My bad, childStatus.SetIncomplete() doesn't reset the BreakBefore state as I assumed here, so the testcase in bug 1490032 triggers the new assertion I added (!childStatus.IsInlineBreakBefore()). (I tend to think Set[Overflow]Incomplete() should reset it since the completion state is invalid if there's a BreakBefore but let's deal with that separately.) So the interdiff here is: - if (!child->GetNextInFlow()) { - childStatus.Reset(); // report that it's complete - } else { + childStatus.Reset(); + if (child->GetNextInFlow()) { // The child already has a fragment, so we know it's splittable. childStatus.SetIncomplete(); - } + } // else, report that it's complete

Pushed by mpalmgren@mozilla.com: https://hg.mozilla.org/integration/mozilla-inbound/rev/21fc8a773b28 Don't convert InlineBreak::Before reflow status to Incomplete unless we know the child frame is splittable. r=dholbert

(Filed bug 1490422 about catching missing Reset(), or doing it automatically)

mats, this bug is marked as affecting 63, should we consider uplifting the patch to beta while we are early in the beta cycle or can it ride the trains? Thanks

Sure, this seems like a low-risk change to me.

Please request Beta approval on this patch then :)

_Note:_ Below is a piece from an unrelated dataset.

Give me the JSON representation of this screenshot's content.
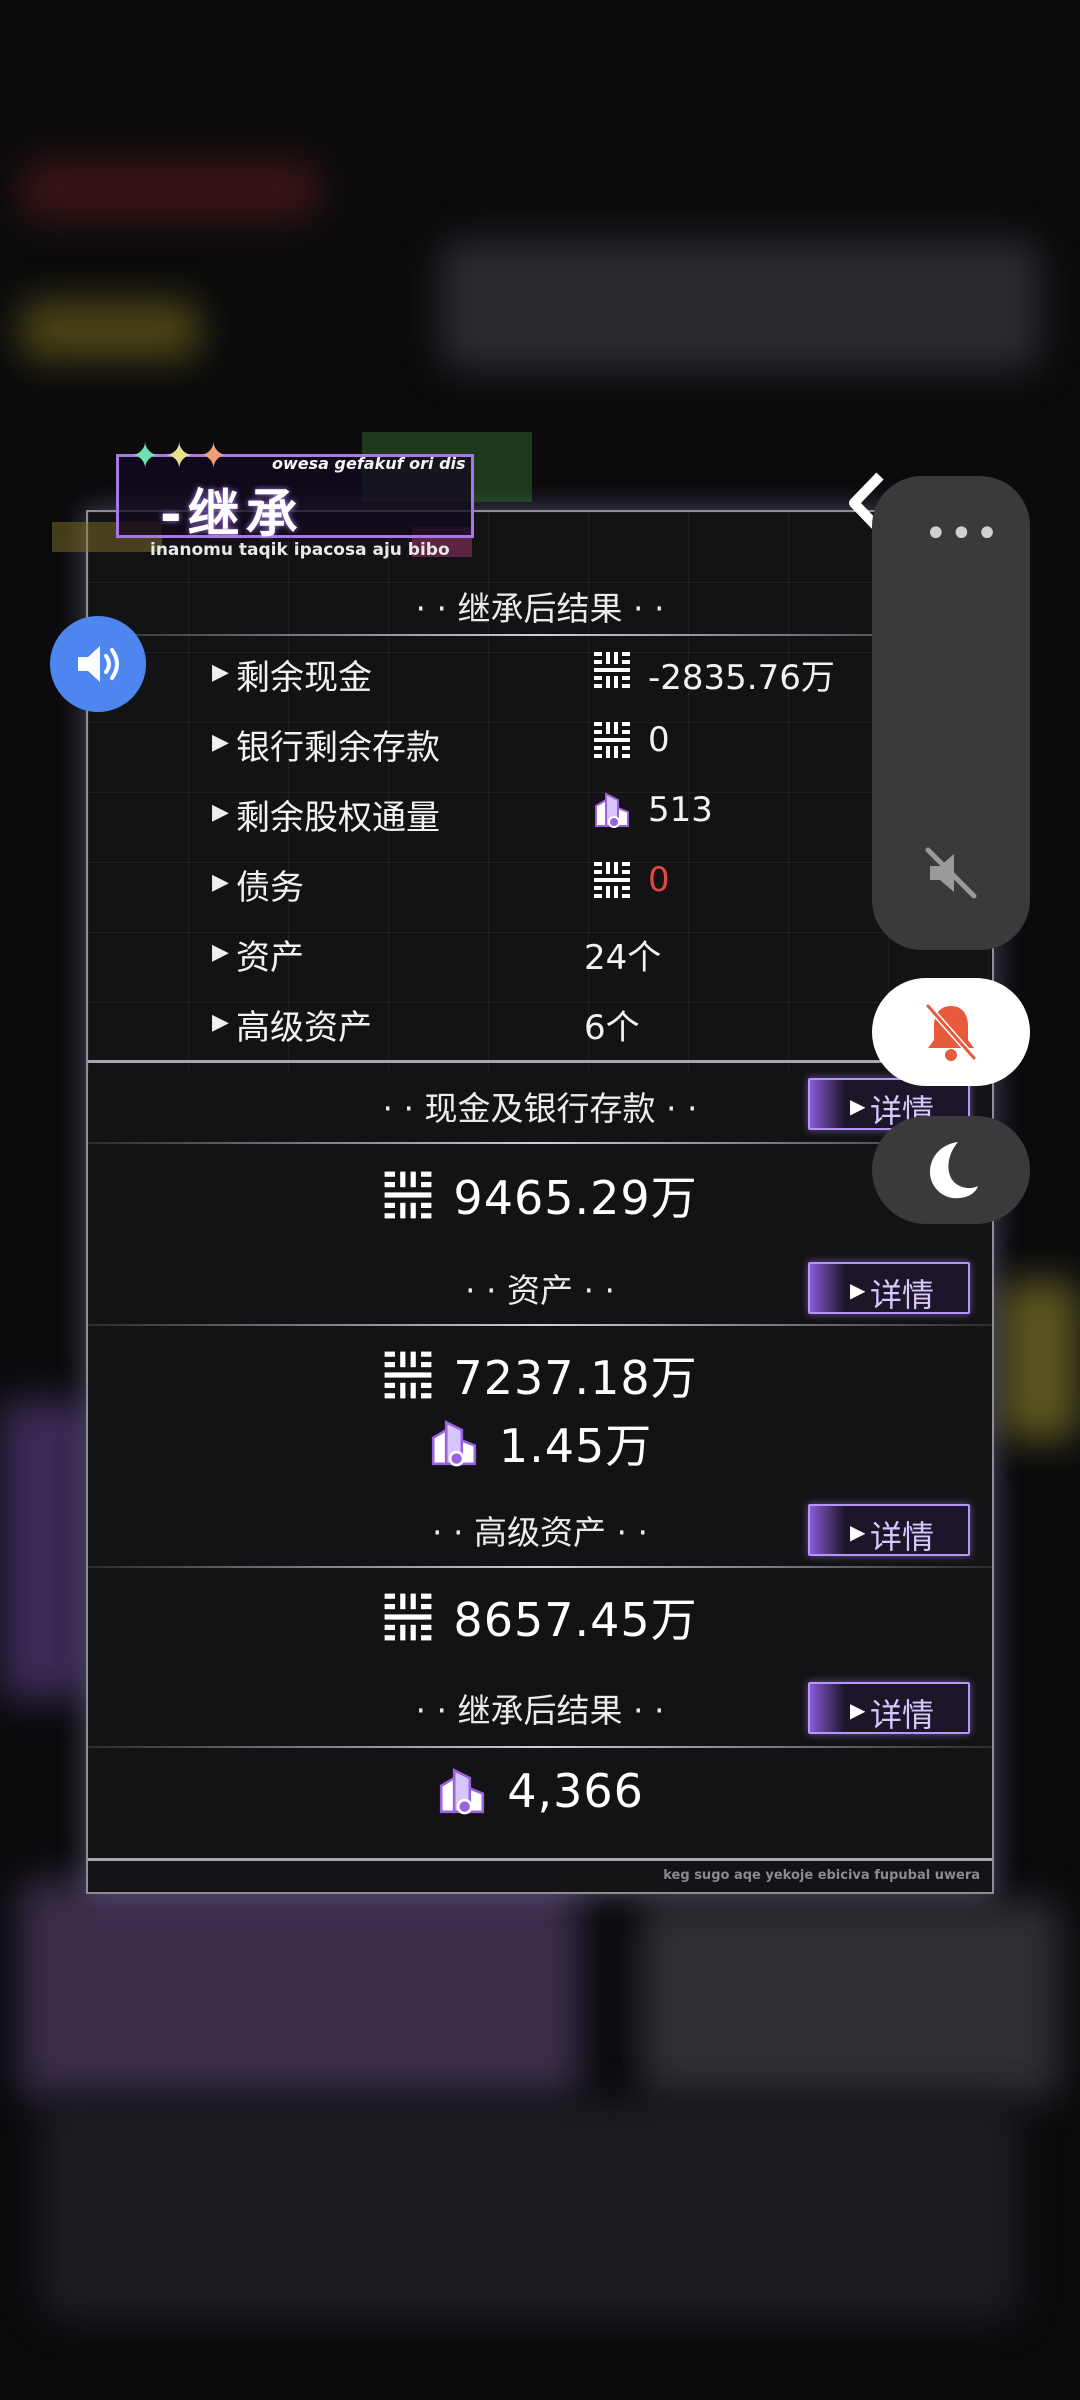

Comment on attachment 9007956 [details] [diff] [review] Don't convert InlineBreak::Before reflow status to Incomplete unless we know the child frame is splittable. Approval Request Comment [Feature/Bug causing the regression]:grid fragmentation feature [User impact if declined]:crash [Is this code covered by automated tests?]:yes [Has the fix been verified in Nightly?]:yes [Needs manual test from QE? If yes, steps to reproduce]: no [List of other uplifts needed for the feature/fix]: [Is the change risky?]:no [Why is the change risky/not risky?]:trivial fix, only affects grid fragmentation [String changes made/needed]:none

Comment on attachment 9007956 [details] [diff] [review] Don't convert InlineBreak::Before reflow status to Incomplete unless we know the child frame is splittable. Approved for 63 beta 7, thanks.